“I’m trying to be nice, but it’s just sometimes hard”
Those were the words my six year old muttered through tears as I sat across from him.
I had asked him why on earth he wasn’t listening to ANYTHING I said to him and he looked at me, with the softest tear filled eyes, and managed through sniffles and crying to let me know that he’s trying.
Tears began to well up in my eyes and I grabbed him up and scooped him next to me.
He is our oldest son.
We have four kids and he is the second to oldest.
I know I probably don’t do the best at juggling all the things for all of my kids all the time.
I fall short.
Sometimes I yell.
And sometimes I wonder how on earth God saw it fit to bless me with these kids.
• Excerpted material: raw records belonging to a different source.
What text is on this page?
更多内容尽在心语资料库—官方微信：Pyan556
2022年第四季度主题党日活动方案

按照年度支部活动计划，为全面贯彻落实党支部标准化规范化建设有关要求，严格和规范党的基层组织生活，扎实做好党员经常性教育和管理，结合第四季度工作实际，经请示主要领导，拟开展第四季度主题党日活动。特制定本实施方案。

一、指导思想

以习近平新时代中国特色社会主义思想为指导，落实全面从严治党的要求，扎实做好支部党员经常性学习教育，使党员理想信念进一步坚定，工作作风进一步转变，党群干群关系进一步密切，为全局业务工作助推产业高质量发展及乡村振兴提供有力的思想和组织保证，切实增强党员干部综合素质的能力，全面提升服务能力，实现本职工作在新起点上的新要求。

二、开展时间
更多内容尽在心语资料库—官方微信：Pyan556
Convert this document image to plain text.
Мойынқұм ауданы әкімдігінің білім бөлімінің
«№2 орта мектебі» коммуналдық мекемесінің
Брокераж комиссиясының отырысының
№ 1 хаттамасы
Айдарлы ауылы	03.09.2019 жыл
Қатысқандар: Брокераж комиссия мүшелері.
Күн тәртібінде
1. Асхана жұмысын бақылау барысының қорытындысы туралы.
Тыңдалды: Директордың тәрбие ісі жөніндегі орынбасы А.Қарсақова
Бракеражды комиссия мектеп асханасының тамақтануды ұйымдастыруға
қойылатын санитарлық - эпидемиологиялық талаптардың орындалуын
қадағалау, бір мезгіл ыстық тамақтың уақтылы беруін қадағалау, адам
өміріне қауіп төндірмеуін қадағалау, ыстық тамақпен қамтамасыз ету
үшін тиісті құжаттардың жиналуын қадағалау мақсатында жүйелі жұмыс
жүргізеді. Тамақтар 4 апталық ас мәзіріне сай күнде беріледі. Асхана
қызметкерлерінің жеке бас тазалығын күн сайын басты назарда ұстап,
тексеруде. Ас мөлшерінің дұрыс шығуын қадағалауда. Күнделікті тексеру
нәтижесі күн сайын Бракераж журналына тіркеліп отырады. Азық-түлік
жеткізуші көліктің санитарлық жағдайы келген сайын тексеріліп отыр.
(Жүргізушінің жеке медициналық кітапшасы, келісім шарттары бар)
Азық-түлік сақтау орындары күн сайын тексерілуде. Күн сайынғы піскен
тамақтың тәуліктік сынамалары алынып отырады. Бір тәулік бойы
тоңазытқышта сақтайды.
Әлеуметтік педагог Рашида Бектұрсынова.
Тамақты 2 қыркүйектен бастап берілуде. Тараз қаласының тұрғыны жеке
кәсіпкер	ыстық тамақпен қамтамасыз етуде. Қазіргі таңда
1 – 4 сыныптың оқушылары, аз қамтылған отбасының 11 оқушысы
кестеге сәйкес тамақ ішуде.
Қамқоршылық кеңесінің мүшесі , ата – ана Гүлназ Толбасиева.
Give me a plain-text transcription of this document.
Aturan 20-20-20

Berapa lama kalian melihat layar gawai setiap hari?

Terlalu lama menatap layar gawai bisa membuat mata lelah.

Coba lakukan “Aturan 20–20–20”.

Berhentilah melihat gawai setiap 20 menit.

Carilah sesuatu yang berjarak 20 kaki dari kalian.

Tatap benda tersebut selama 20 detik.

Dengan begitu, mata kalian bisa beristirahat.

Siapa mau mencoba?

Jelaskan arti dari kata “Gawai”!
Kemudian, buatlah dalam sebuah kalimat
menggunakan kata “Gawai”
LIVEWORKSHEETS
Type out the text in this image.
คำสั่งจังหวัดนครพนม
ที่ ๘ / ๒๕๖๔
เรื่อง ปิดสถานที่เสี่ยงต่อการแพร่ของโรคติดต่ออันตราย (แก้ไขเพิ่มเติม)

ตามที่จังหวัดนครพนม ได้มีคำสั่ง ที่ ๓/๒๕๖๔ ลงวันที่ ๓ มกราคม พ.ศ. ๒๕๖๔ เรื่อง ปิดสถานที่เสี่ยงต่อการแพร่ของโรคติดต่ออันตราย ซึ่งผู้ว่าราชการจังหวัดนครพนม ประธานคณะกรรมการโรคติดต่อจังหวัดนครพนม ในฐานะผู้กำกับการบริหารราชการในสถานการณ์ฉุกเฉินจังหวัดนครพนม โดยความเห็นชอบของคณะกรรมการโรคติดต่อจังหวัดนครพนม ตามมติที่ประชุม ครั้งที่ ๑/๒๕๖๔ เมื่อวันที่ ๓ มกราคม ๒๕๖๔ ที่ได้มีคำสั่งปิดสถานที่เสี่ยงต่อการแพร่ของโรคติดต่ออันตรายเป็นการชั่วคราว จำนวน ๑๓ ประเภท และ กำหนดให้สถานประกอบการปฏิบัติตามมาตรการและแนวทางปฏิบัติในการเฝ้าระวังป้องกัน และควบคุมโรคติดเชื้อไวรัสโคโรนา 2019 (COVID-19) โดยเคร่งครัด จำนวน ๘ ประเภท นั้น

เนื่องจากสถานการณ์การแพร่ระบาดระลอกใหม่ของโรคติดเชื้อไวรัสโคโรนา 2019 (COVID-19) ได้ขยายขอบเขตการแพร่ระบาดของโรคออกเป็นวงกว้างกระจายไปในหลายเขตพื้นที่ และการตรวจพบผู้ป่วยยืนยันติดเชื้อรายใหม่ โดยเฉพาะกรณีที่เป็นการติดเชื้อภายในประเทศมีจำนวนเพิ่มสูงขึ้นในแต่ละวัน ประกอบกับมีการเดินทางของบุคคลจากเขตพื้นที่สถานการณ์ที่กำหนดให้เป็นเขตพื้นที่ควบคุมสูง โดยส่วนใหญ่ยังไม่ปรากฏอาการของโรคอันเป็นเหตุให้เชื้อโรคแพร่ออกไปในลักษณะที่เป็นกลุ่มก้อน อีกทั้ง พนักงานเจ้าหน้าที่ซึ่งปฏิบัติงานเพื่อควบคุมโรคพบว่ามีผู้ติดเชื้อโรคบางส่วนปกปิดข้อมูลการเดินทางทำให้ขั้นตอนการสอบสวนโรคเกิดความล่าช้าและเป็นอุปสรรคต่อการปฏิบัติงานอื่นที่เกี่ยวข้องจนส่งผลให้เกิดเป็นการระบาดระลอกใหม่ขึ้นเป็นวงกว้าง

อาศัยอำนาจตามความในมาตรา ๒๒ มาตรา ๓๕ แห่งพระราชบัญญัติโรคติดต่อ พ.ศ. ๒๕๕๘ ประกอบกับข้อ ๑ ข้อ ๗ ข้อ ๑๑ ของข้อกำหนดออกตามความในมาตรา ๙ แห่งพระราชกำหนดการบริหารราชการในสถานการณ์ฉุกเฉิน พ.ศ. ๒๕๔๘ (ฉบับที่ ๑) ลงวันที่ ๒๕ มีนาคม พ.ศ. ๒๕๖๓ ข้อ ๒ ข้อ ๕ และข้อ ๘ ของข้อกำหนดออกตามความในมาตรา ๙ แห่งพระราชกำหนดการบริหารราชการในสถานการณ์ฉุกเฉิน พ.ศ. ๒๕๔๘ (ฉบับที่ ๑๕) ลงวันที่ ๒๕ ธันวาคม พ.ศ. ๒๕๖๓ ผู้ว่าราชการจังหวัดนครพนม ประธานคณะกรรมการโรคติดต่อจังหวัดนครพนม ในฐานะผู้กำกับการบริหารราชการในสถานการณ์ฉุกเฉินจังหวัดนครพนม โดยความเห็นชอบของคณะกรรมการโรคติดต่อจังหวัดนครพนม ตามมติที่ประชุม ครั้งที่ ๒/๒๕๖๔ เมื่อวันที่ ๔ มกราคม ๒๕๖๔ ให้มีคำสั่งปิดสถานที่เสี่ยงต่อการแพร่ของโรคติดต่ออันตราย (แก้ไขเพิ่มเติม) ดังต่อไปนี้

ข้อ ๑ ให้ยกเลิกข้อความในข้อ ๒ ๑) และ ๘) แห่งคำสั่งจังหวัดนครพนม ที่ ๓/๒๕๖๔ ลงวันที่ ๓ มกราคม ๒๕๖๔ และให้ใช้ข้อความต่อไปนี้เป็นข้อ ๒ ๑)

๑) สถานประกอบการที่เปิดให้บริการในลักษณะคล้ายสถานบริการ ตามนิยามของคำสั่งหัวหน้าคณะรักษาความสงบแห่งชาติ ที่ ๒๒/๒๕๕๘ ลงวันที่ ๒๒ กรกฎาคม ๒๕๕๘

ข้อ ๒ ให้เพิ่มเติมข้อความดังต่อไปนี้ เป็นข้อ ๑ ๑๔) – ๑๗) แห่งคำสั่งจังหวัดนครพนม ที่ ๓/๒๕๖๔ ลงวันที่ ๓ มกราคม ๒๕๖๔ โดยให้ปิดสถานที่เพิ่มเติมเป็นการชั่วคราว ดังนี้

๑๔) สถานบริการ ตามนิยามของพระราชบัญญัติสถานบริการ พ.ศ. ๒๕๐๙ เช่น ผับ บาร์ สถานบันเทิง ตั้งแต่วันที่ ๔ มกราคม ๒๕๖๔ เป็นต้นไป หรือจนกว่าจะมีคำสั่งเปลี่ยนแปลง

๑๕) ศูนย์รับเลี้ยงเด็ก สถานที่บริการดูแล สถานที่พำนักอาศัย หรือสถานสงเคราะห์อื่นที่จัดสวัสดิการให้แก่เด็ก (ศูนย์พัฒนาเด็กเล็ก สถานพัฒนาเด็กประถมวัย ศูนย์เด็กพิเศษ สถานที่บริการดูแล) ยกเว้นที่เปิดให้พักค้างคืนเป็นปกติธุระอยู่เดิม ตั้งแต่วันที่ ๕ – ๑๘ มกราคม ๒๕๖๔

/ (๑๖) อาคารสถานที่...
But, as soon as this little boy said those words to me, it all made sense.
I’m TRYING to be the best mom.
I’m TRYING to love them with the same grace, mercy, and tenderness that Jesus shows me.
But sometimes, it’s just hard.
And I know that in the same way I scooped that little boy up and put my arms around him, Jesus does the same to me.
I know that He meets me in the mess and He cleans me up.
I KNOW that even though it’s sometimes hard, He sees me trying.
He sees me trying to love them in the way that He loves me.
And though my love will NEVER be as perfect or as gentle as His, I sure will keep trying.
Because sometimes trying is all it takes.